I have been using the INFORM model to manage my project stakeholders for years now, and it’s a useful framework to ensure you cover everything that’s required to make project communication go smoothly.  The steps are:

Identify

Who are the stakeholders on your project?  A stakeholder is anyone who has a vested interest in the project – someone who wants it to succeed but equally someone who doesn’t.  You can't start managing stakeholders until you know who they are.  Who are the main groups or departments affected by your project?  Stakeholders can also be external to your organisation like the government and third party providers as well.  The identification exercise shouldn’t be done in a vacuum: you won’t be able to complete the list yourself, so get your project team involved too.
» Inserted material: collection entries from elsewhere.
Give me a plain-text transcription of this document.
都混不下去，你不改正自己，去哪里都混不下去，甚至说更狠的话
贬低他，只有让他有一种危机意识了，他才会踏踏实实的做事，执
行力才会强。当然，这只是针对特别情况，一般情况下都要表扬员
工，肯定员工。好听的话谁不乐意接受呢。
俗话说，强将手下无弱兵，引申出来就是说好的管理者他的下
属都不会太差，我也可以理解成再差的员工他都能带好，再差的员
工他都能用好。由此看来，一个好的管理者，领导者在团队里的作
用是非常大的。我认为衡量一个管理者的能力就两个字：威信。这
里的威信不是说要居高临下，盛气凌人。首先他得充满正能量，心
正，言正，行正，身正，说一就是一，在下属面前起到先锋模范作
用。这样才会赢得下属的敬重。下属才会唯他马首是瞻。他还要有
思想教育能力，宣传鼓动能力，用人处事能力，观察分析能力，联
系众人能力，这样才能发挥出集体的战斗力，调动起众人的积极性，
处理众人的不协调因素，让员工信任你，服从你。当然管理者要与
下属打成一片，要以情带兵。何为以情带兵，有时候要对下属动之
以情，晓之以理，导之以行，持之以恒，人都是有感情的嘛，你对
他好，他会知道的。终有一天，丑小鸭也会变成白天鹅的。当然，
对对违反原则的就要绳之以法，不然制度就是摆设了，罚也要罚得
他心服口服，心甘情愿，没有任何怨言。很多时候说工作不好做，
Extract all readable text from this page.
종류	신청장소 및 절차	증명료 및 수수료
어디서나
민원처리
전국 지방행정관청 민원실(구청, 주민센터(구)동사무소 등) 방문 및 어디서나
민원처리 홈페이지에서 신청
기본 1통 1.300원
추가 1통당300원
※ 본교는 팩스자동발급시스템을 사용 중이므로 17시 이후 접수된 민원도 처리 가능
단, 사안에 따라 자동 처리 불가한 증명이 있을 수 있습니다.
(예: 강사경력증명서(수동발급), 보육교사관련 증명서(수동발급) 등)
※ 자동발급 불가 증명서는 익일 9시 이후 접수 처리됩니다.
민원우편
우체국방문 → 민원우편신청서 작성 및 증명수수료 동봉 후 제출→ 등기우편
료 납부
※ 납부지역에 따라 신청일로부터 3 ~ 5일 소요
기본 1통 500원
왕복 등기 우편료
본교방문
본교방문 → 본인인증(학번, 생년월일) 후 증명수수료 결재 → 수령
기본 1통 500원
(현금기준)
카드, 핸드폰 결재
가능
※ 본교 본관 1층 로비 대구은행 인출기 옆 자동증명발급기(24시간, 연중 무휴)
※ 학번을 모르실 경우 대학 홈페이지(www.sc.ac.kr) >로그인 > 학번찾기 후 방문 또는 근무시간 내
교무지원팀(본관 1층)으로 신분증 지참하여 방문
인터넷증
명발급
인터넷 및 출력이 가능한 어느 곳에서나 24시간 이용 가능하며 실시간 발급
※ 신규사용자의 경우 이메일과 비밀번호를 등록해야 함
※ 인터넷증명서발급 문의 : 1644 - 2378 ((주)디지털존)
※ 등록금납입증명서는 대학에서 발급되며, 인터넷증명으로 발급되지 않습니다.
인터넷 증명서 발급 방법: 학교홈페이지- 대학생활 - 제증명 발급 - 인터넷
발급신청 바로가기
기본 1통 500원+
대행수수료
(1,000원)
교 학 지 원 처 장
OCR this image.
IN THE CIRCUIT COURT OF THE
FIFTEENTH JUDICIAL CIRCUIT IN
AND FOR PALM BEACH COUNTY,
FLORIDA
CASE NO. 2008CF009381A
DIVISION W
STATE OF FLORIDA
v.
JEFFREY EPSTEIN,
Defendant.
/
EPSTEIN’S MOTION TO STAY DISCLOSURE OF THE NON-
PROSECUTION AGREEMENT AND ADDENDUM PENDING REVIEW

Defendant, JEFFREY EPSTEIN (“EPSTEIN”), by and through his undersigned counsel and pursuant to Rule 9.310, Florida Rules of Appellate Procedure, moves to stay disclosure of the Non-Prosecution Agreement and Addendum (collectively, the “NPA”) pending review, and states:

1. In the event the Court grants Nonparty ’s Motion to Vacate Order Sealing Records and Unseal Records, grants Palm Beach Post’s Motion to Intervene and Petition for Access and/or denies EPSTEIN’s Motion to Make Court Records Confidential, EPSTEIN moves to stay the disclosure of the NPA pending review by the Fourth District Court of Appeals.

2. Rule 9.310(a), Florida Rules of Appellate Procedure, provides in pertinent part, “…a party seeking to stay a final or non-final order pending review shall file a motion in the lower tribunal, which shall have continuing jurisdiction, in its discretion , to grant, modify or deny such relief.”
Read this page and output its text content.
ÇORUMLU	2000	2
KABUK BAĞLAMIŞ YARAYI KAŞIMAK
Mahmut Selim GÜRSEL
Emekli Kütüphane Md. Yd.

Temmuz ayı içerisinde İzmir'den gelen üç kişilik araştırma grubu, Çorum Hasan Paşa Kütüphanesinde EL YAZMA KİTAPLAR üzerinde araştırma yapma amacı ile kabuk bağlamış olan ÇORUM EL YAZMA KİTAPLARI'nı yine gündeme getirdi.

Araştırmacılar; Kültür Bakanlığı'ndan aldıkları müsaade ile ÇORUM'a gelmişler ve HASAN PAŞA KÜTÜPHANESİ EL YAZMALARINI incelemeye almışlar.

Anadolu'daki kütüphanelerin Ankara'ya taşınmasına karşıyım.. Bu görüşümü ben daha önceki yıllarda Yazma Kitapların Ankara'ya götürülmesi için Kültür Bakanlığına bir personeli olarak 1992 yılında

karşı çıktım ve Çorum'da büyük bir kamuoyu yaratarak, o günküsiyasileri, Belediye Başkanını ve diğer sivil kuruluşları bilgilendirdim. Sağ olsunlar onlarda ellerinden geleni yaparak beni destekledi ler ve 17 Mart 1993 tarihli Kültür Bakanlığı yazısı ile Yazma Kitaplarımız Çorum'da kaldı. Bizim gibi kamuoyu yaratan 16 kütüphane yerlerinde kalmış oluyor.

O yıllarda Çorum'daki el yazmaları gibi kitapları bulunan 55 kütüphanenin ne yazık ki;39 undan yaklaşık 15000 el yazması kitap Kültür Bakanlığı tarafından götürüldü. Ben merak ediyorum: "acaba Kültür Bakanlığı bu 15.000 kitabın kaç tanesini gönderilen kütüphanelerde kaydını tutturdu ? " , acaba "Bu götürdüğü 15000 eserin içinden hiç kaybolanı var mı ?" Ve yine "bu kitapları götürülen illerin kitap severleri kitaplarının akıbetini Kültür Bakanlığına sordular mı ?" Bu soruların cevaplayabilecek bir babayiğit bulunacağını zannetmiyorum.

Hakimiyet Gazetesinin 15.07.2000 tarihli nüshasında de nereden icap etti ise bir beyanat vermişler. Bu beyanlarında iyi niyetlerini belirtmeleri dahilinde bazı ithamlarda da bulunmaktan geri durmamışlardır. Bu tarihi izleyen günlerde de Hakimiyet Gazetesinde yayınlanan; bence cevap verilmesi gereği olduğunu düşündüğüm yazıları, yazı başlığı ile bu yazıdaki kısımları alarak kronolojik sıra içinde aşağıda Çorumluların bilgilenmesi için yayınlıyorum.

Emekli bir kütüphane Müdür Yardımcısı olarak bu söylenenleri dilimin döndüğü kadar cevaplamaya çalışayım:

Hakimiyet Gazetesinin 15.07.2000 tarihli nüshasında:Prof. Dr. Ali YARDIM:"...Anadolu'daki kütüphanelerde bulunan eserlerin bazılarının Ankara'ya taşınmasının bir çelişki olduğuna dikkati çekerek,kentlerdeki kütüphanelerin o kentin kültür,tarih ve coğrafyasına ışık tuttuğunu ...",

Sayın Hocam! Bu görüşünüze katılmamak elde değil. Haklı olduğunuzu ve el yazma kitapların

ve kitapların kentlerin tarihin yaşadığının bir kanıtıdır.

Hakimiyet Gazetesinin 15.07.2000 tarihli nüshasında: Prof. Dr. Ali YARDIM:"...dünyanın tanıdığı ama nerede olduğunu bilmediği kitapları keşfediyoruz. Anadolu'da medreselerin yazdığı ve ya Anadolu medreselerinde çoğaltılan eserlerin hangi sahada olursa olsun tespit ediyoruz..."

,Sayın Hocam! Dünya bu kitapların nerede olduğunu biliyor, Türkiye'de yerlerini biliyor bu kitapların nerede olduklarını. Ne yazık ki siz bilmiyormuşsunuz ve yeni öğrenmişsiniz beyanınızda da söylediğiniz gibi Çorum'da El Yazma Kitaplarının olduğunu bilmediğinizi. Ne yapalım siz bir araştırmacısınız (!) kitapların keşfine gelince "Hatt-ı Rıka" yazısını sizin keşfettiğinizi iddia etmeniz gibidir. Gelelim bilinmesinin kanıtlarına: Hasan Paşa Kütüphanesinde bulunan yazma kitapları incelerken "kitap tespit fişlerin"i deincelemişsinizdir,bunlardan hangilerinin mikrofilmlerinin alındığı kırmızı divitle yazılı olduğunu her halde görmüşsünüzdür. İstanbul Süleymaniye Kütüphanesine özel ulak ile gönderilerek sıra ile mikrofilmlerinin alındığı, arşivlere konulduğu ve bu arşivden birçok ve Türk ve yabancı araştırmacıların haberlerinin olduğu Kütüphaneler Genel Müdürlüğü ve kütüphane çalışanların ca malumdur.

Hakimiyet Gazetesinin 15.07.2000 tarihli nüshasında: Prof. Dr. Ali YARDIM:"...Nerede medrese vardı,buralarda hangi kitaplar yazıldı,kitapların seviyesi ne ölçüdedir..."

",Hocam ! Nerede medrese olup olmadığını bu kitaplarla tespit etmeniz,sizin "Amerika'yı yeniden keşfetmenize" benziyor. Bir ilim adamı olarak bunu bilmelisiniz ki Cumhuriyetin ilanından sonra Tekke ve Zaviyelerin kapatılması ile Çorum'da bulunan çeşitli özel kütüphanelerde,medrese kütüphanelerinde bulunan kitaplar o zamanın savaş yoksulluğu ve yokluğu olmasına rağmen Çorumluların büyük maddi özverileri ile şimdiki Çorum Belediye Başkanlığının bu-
Identify the project stakeholders

Nominate

In each groups you have identified pick someone to be the key individual. Choose carefully!  You may find that key people nominate themselves, which makes your role easier: it is better to work with people who want to be involved than those who you have to drag into the project.  Your key, nominated stakeholders should ideally be people who are directly affected, with enough authority to make decisions about things that touch their departments.  They are the person who you will use to channel communication back to their group.

Feel

Begin to analyse the attitudes of the people who have been identified as your key stakeholders:  those named individuals who represent each stakeholder group.  Contact them and explain about the project.  Get them onboard and coming to project meetings if necessary.  All this will help you understand how they feel about the work you are doing.  Do they support the project?  Or would they rather it was stopped now?  Are they ambivalent?  This group can often be the hardest to manage effectively.  Your initial stakeholder analysis is now complete.

Observe

Having established where your key stakeholders sit in relation to the project you can start to influence their attitudes.  The aim is to watch people over time, and help them move towards a positive way of thinking: a way that will help you achieve your aims.  Keep a close eye on people as their opinions will swing between positive and negative over the life of a project.  A one-off analysis exercise is never enough: you have to continually monitor how people are reacting and manage accordingly.

Observing

Review

People and job roles change.  So do projects.  The person who put themselves forward to represent the marketing team six months ago may not be the right person today.  If you notice that their influence is slipping away, or they are less inclined to come to meetings or respond to emails, then ask them if they still want to be involved.  If they say no, they could suggest someone else who would be a relevant addition to the team.  Make sure you brief any new stakeholder representative on their roles and responsibilities, decisions in the pipeline and what decisions you will expect of them in the future.

Manage

The last step is to monitor and manage your stakeholders and their expectations as the project progress - not just at the outset and when you need something from them.  Put a note in your diary to give your key stakeholder representatives a quick call every now and then just to keep them up to date.  This will help promote the project and also ensure the stakeholder concerned is mindful of the work being done.  It can also help build your reputation as an excellent project manager!  At the end of the project, thank them and manage them out of the team.  You want a good relationship with them, that could last over many projects, but you don’t want to be their personal helpline six months after the project has finished, so make sure they know who now has operational responsibility now the project has closed.